If you're of the opinion that Superbike racing in America is dying under the management of the Daytona Motorsport Group, last weekend's release of the 2010 purse information for the Superbike class probably did little to convince you that the class is not strapped to a bed with a pillow over its face.

Purse payouts for the Superbike class are dramatically reduced for 2010. According to DMG documents, in the Superbike class The riders earning the three (3) highest point totals on an event weekend will be paid podium bonuses as follows: 1st - $3,500.00, 2nd - $2,000.00, and 3rd - $1,000.00.

Astoundingly, DMG documents suggest that there will be no purse paid for riders or teams finishing past third place in Superbike points on each race weekend.

Daytona Sport Bike, mind you, will also have a reduced purse but still pays a purse to twentieth place. DMG document: The riders earning the twenty (20) highest point totals on an event weekend will be paid purse awards as follows: 1st - $5,000.00, 2nd - $3,000.00, 3rd - $2,000.00, 4th through 10th - $1,500.00 each, and 11th through 20th $1,000.00 each.

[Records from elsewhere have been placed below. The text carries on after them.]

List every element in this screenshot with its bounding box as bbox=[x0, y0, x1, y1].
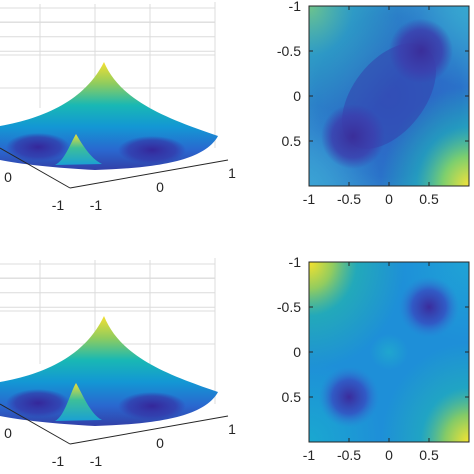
x-tick-label: -0.5 bbox=[337, 191, 361, 207]
axis-x-line bbox=[69, 415, 229, 445]
x-tick-label: 0.5 bbox=[419, 191, 439, 207]
x-tick-label: -1 bbox=[303, 447, 316, 463]
axis-x-line bbox=[69, 159, 229, 189]
surface-mesh bbox=[0, 62, 218, 170]
heatmap-ticks: -1 -0.5 0 0.5 -1 -0.5 0 0.5 bbox=[277, 0, 469, 207]
x-tick-label: -0.5 bbox=[337, 447, 361, 463]
surface-plot-top: -1 0 1 -1 0 bbox=[0, 2, 236, 213]
surface-minimum-right bbox=[118, 136, 186, 164]
y-tick-label: 0.5 bbox=[282, 389, 302, 405]
y-tick-label: -1 bbox=[289, 0, 302, 14]
axis-y-line bbox=[0, 147, 71, 189]
x-tick-label: -1 bbox=[303, 191, 316, 207]
heatmap-minimum-1 bbox=[389, 18, 453, 84]
x-tick-label: 1 bbox=[228, 421, 236, 437]
x-tick-label: 0.5 bbox=[419, 447, 439, 463]
heatmap-image bbox=[309, 262, 469, 442]
y-tick-label: -0.5 bbox=[277, 299, 301, 315]
y-tick-label: -1 bbox=[52, 197, 65, 213]
x-tick-label: 0 bbox=[156, 179, 164, 195]
surface-mesh bbox=[0, 316, 218, 426]
surface-minimum-left bbox=[6, 133, 70, 161]
y-tick-label: -1 bbox=[52, 453, 65, 469]
y-tick-label: 0 bbox=[4, 169, 12, 185]
surface-grid bbox=[0, 2, 216, 148]
x-tick-label: 1 bbox=[228, 165, 236, 181]
surface-minimum-left bbox=[6, 389, 70, 417]
surface-grid bbox=[0, 258, 216, 404]
x-tick-label: -1 bbox=[90, 197, 103, 213]
y-tick-label: 0 bbox=[293, 344, 301, 360]
x-tick-label: 0 bbox=[385, 447, 393, 463]
x-tick-label: -1 bbox=[90, 453, 103, 469]
heatmap-top: -1 -0.5 0 0.5 -1 -0.5 0 0.5 bbox=[277, 0, 470, 207]
heatmap-ticks: -1 -0.5 0 0.5 -1 -0.5 0 0.5 bbox=[277, 254, 469, 463]
y-tick-label: -1 bbox=[289, 254, 302, 270]
surface-tick-labels: -1 0 1 -1 0 bbox=[4, 165, 236, 213]
surface-tick-labels: -1 0 1 -1 0 bbox=[4, 421, 236, 469]
heatmap-minimum-1 bbox=[398, 276, 460, 338]
y-tick-label: 0 bbox=[4, 425, 12, 441]
surface-ridge bbox=[55, 134, 102, 165]
y-tick-label: -0.5 bbox=[277, 43, 301, 59]
x-tick-label: 0 bbox=[385, 191, 393, 207]
heatmap-saddle bbox=[369, 334, 409, 370]
heatmap-image bbox=[309, 6, 469, 186]
heatmap-minimum-2 bbox=[321, 104, 385, 169]
surface-axes bbox=[0, 147, 229, 189]
x-tick-label: 0 bbox=[156, 435, 164, 451]
surface-plot-bottom: -1 0 1 -1 0 bbox=[0, 258, 236, 469]
heatmap-minimum-2 bbox=[318, 366, 380, 428]
surface-axes bbox=[0, 403, 229, 445]
surface-minimum-right bbox=[118, 392, 186, 420]
axis-y-line bbox=[0, 403, 71, 445]
surface-ridge bbox=[55, 383, 102, 421]
y-tick-label: 0 bbox=[293, 88, 301, 104]
heatmap-bottom: -1 -0.5 0 0.5 -1 -0.5 0 0.5 bbox=[277, 254, 470, 463]
y-tick-label: 0.5 bbox=[282, 133, 302, 149]
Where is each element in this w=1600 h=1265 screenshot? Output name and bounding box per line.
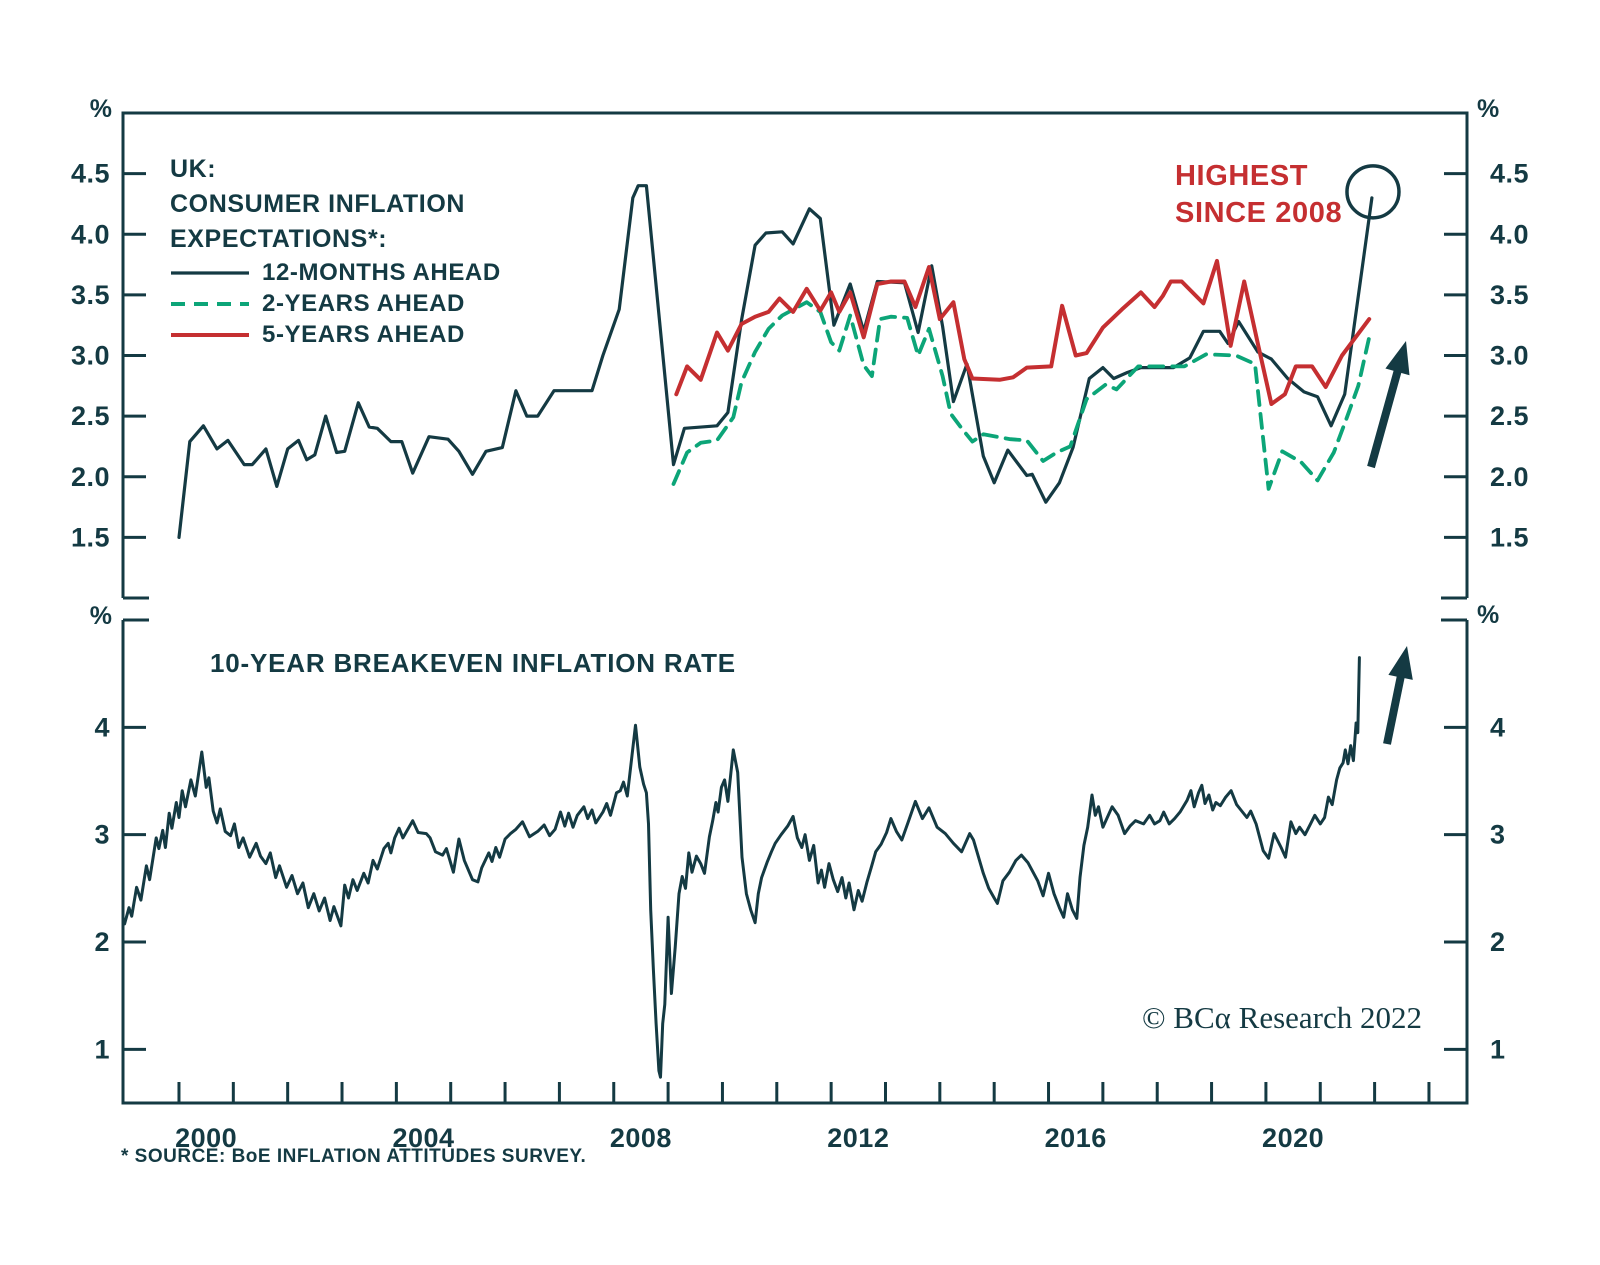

Amazingly, finishing third in Superbike points on any given DMG weekend pays as well as twentieth place in DMG's namesake class, Daytona Sport Bike.

At the risk of being obvious, in the past, a Superbike purse paying well down the finishing order was a way for a privateer or support team to help defray expenses, to pay their tire, fuel or hotel bills for the race weekend.

How exactly will smaller teams be able to race the Superbike class? Some of them say that they won't.

DMG came into this fray in a swashbuckling manner. Roger Edmondson said in the March 2008 press conference announcing that DMG was buying AMA Pro Racing "I know this sounds cocky, but forgive me - we know it will be successful. Once the France family decides to move forward on a project, it does not fail." (Link to full transcript)

Their December 2008 press release stated that for the two premier classes, Superbike and Daytona Sport Bike, Each of the premier divisions will offer $125,000 purses at each event with $15,000 going to the top points winner in each class. Second through 20th place finishing positions will earn $5,000 while the remaining finishers through 25th position will be paid $3,000.

Given the resources of the Daytona International Speedway organization and the France family, sponsorship to support those numbers was at that time almost an after-thought.

Simply put, DMG could not deliver on their grandiose purse statements and had to issue a humbling press release before the 2009 Daytona event spelling out that previously released purse amounts were no longer possible.

Sadly, the reality is that Superbike purse payments in 2010 will be at their lowest point in modern AMA Superbike racing history. Not only are they lower than purses offered a just a few years ago, they are less than levels the series paid out in 1997.

Also a reality is that these relatively minuscule purse levels, the Superbike grid is in real danger of ending at the second row. Making its eventual demise easier to justify?